Die Angehörigen trauerten um einen infolge von Gang-Kriminalität getöteten Mann. In der US-Großstadt gebe es rund 117.000 Menschen, die zu einer Gang gehörten. “Diese Spirale der Gewalt in Chicago muss ein Ende haben”, so der Polizeichef.

Zudem sei in der Nacht auf Mittwoch bei einem separaten Zwischenfall ein dreijähriges Mädchen in den Kopf geschossen worden, erklärte Brown. Das Kind sei im Auto der Eltern an einer Tankstelle gewesen, als jemand Schüsse auf den Wagen feuerte. Der Zustand des Mädchens sei stabil, die Eltern unverletzt. Die Hintergründe seien noch unklar. Die Bürgermeisterin von Chicago, Lori Lightfoot, erklärte: “Heute ist ein Tag des Trauerns”. Sie forderte ein Ende der Gewalt zwischen Gangs: “Das Blutbad muss aufhören.”

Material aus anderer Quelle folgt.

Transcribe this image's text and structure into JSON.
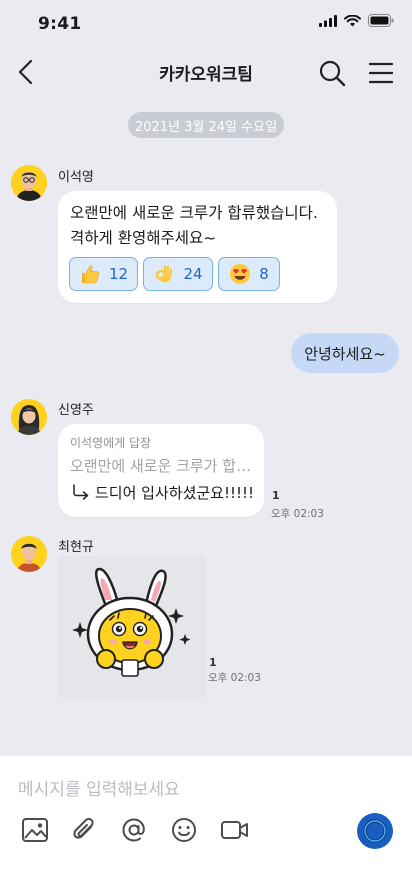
{
  "status_bar": {
    "time": "9:41"
  },
  "header": {
    "title": "카카오워크팀"
  },
  "date_divider": "2021년 3월 24일 수요일",
  "messages": [
    {
      "sender": "이석영",
      "lines": [
        "오랜만에 새로운 크루가 합류했습니다.",
        "격하게 환영해주세요~"
      ],
      "reactions": [
        {
          "icon": "thumbs-up-icon",
          "count": "12"
        },
        {
          "icon": "ok-hand-icon",
          "count": "24"
        },
        {
          "icon": "heart-eyes-icon",
          "count": "8"
        }
      ]
    },
    {
      "mine": true,
      "text": "안녕하세요~"
    },
    {
      "sender": "신영주",
      "reply_to": "이석영에게 답장",
      "quoted": "오랜만에 새로운 크루가 합…",
      "text": "드디어 입사하셨군요!!!!!",
      "unread": "1",
      "time": "오후 02:03"
    },
    {
      "sender": "최현규",
      "sticker": "rabbit-sticker",
      "unread": "1",
      "time": "오후 02:03"
    }
  ],
  "composer": {
    "placeholder": "메시지를 입력해보세요",
    "tools": [
      "image-icon",
      "paperclip-icon",
      "mention-icon",
      "emoji-icon",
      "video-icon"
    ]
  },
  "colors": {
    "background": "#e9ebf0",
    "my_bubble": "#c5d9f7",
    "reaction_bg": "#dcebfa",
    "reaction_border": "#7ab2e8",
    "send_button": "#1a5fbf"
  }
}
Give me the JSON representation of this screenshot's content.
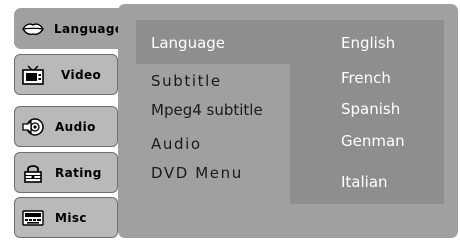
{
  "tabs": [
    {
      "label": "Language",
      "icon": "lips-icon"
    },
    {
      "label": "Video",
      "icon": "tv-icon"
    },
    {
      "label": "Audio",
      "icon": "speaker-icon"
    },
    {
      "label": "Rating",
      "icon": "lock-icon"
    },
    {
      "label": "Misc",
      "icon": "keyboard-icon"
    }
  ],
  "menu": {
    "items": [
      "Language",
      "Subtitle",
      "Mpeg4 subtitle",
      "Audio",
      "DVD Menu"
    ],
    "selected_value": "English",
    "options": [
      "French",
      "Spanish",
      "Genman",
      "Italian"
    ]
  },
  "colors": {
    "panel": "#a0a0a0",
    "highlight": "#8e8e8e",
    "tab": "#b9b9b9",
    "text_light": "#ffffff",
    "text_dark": "#1a1a1a"
  }
}
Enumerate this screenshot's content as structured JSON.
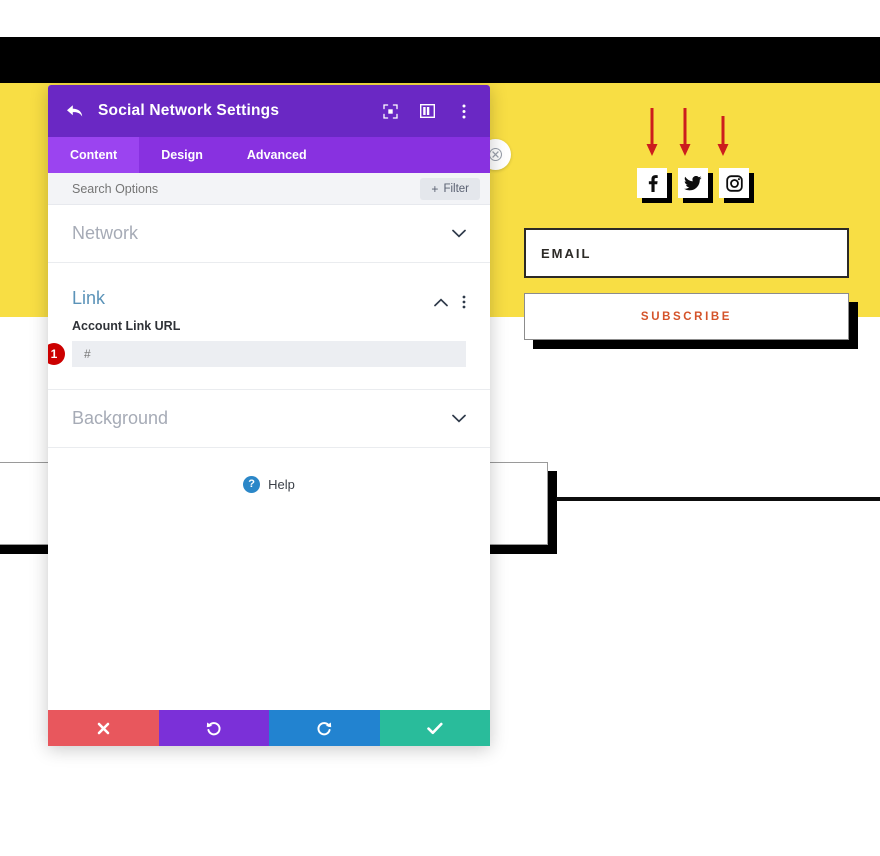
{
  "site": {
    "social_icons": [
      {
        "name": "facebook-icon",
        "label": "Facebook"
      },
      {
        "name": "twitter-icon",
        "label": "Twitter"
      },
      {
        "name": "instagram-icon",
        "label": "Instagram"
      }
    ],
    "arrow_count": 3,
    "arrow_color": "#cc1d1d",
    "email_label": "EMAIL",
    "subscribe_label": "SUBSCRIBE",
    "yellow": "#f8de44",
    "subscribe_text_color": "#d4532a"
  },
  "modal": {
    "title": "Social Network Settings",
    "back_icon": "back-arrow-icon",
    "header_icons": [
      {
        "name": "fullscreen-icon"
      },
      {
        "name": "layout-columns-icon"
      },
      {
        "name": "kebab-menu-icon"
      }
    ],
    "tabs": [
      {
        "label": "Content",
        "active": true
      },
      {
        "label": "Design",
        "active": false
      },
      {
        "label": "Advanced",
        "active": false
      }
    ],
    "search": {
      "placeholder": "Search Options",
      "value": ""
    },
    "filter_label": "Filter",
    "sections": [
      {
        "title": "Network",
        "open": false
      },
      {
        "title": "Link",
        "open": true
      },
      {
        "title": "Background",
        "open": false
      }
    ],
    "link_section": {
      "field_label": "Account Link URL",
      "field_value": "",
      "field_placeholder": "#",
      "step_badge": "1"
    },
    "help_label": "Help",
    "footer_buttons": [
      {
        "name": "discard-button",
        "icon": "close-x-icon",
        "color": "#e8575d"
      },
      {
        "name": "undo-button",
        "icon": "undo-icon",
        "color": "#7b30d8"
      },
      {
        "name": "redo-button",
        "icon": "redo-icon",
        "color": "#2283d0"
      },
      {
        "name": "save-button",
        "icon": "check-icon",
        "color": "#29bc9b"
      }
    ],
    "colors": {
      "header": "#6a28c4",
      "tabs": "#8831e0",
      "tab_active": "#9b44f0",
      "badge": "#cc0000",
      "section_open_title": "#5b93b8"
    }
  }
}
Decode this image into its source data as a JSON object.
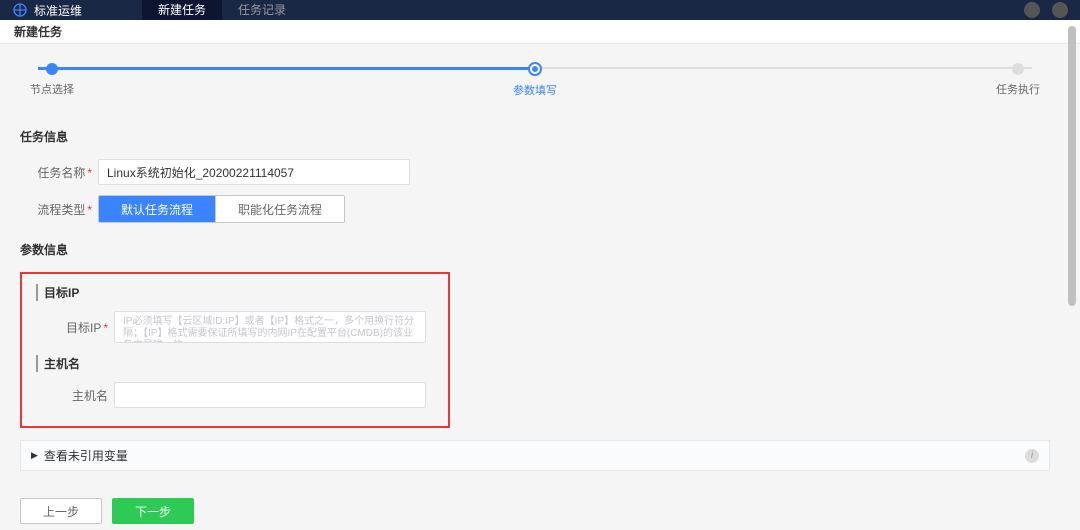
{
  "topbar": {
    "brand": "标准运维",
    "tabs": [
      {
        "label": "新建任务",
        "active": true
      },
      {
        "label": "任务记录",
        "active": false
      }
    ]
  },
  "breadcrumb": "新建任务",
  "steps": [
    {
      "label": "节点选择"
    },
    {
      "label": "参数填写"
    },
    {
      "label": "任务执行"
    }
  ],
  "sections": {
    "task_info": {
      "title": "任务信息",
      "task_name": {
        "label": "任务名称",
        "value": "Linux系统初始化_20200221114057"
      },
      "flow_type": {
        "label": "流程类型",
        "options": [
          {
            "label": "默认任务流程",
            "active": true
          },
          {
            "label": "职能化任务流程",
            "active": false
          }
        ]
      }
    },
    "param_info": {
      "title": "参数信息",
      "target_ip": {
        "group_title": "目标IP",
        "field_label": "目标IP",
        "placeholder": "IP必须填写【云区域ID:IP】或者【IP】格式之一，多个用换行符分隔；【IP】格式需要保证所填写的内网IP在配置平台(CMDB)的该业务中是唯一的"
      },
      "hostname": {
        "group_title": "主机名",
        "field_label": "主机名"
      }
    },
    "unreferenced_vars": {
      "title": "查看未引用变量"
    }
  },
  "footer": {
    "prev": "上一步",
    "next": "下一步"
  }
}
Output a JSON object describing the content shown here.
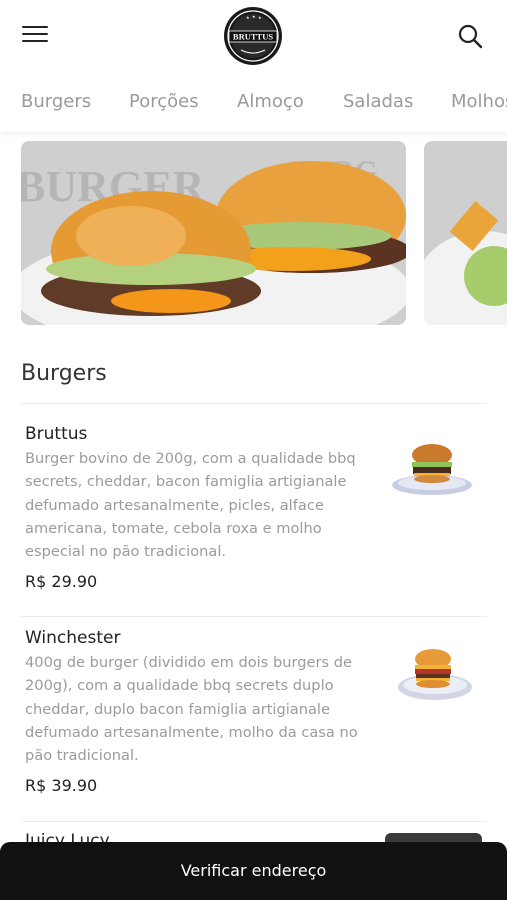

US-Präsident Donald Trump beklagt die Zunahme von Gewaltverbrechen in mehreren US-Großstädten. Mit Blick auf Schusswaffentote am Wochenende in Chicago hatte Trump gesagt, die Lage dort sei schlimmer als in Afghanistan. Wegen gewaltsamer Ausschreitungen im Zuge von Protesten gegen Rassismus und Polizeigewalt sind Sicherheitskräfte des Bundes in der Stadt Portland (Oregon) im Einsatz – gegen den Willen der lokalen Regierungen.

Die Medien “Chicago Tribune” und CNN hatten am Montag berichtet, dass das Heimatschutzministerium plane, Kräfte nach Chicago zu entsenden, um dort gegen die Gewalt vorzugehen. Trump will sich an diesem Mittwoch zur Gewalt in US-Städten äußern. Er hatte in Aussicht gestellt, in anderen Metropolen des Landes einzugreifen.

Der Einsatz von Sicherheitskräften der Bundesregierung gegen den erklärten Willen eines Bundesstaats oder einer Stadt ist sehr ungewöhnlich. Führende Demokraten werfen der Regierung daher vor, Oregon zum Spielball eines Wahlkampfs zu machen, in dem sich der Republikaner Trump als Mann für Recht und Ordnung inszenieren wolle.

Wie ist Ihre Meinung?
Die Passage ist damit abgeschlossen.